BROADCAST ADS: In addition, Section 201 of the bill would flatly prohibit corporations [including organizations classified under Section 501(c)(4) of the IRS code to promote issues, such as NRLC and NRLC affiliates] from paying for radio or TV ads, for 60 days before any state's federal primary election(s) and again for 60 days before a general election, if it merely mentions the name of a member of Congress or other "candidate." Such politician-naming ads would be permitted only to federal PACs, which are already subject to a host of limitations on their fundraising and expenditures. Thus, under the bill, for 120 days of each even-numbered year, it would be an unlawful corporate campaign expenditure for any non-PAC to run a radio ad that simply says, "The Senate will vote next week on bill X. Please call Senator Doe and urge him to support the bill."

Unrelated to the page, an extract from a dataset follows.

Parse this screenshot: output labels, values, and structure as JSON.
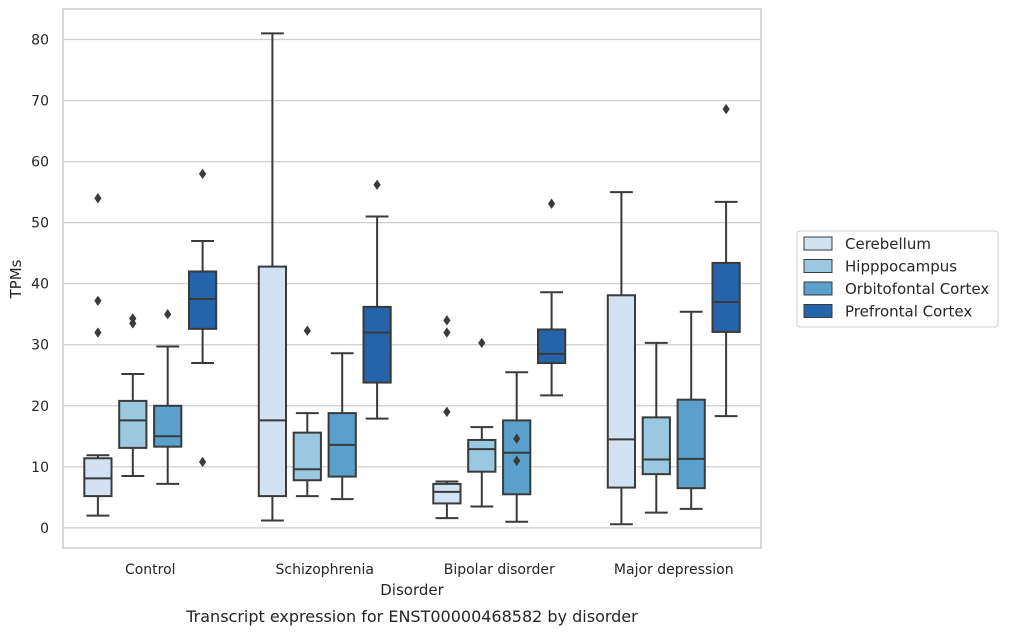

ENDORSEMENTS OF GROUPS BY MEMBERS OF CONGRESS: Section 101 (p. 11) would prohibit members of Congress from endorsing the fundraising efforts of advocacy groups that use any part of the money for any communication to the public - by any medium, at any time of the year - that "promotes," "supports," "attacks" or "opposes" (p. 8) a member of Congress (or other "candidate"). This obviously would cover many of the routine communications that issue-oriented groups use to promote pending legislation. Section 101 also would prohibit political party officials from soliciting funds for any 501(c)(3) organizations (even charities), 501(c)(4) organizations, or 527 organizations.
ADVANCE NOTICE REQUIREMENTS: The bill's "disclosure" provisions (Section 204, p. 22) require that independent expenditures be reported as soon as any contract is signed for the communication -- which would be, in many cases, weeks in advance of the actual broadcasting of an ad. Such an advance notice requirement might be a boon to some powerful officeholders -- an incumbent governor seeking a Senate seat, for example -- who could then bring pressure to bear on broadcasters to refuse to sell airtime for the ads, or to back out.
MANDATORY MINIMUM PRISON TERMS: The bill (Sec. 1201) would impose a mandatory minimum one-year prison term (and up to 10 years) for "knowing and willful" violations of any of the-above described restrictions that involve a "contribution" or "expenditure" of $2,000 or more during a calendar year.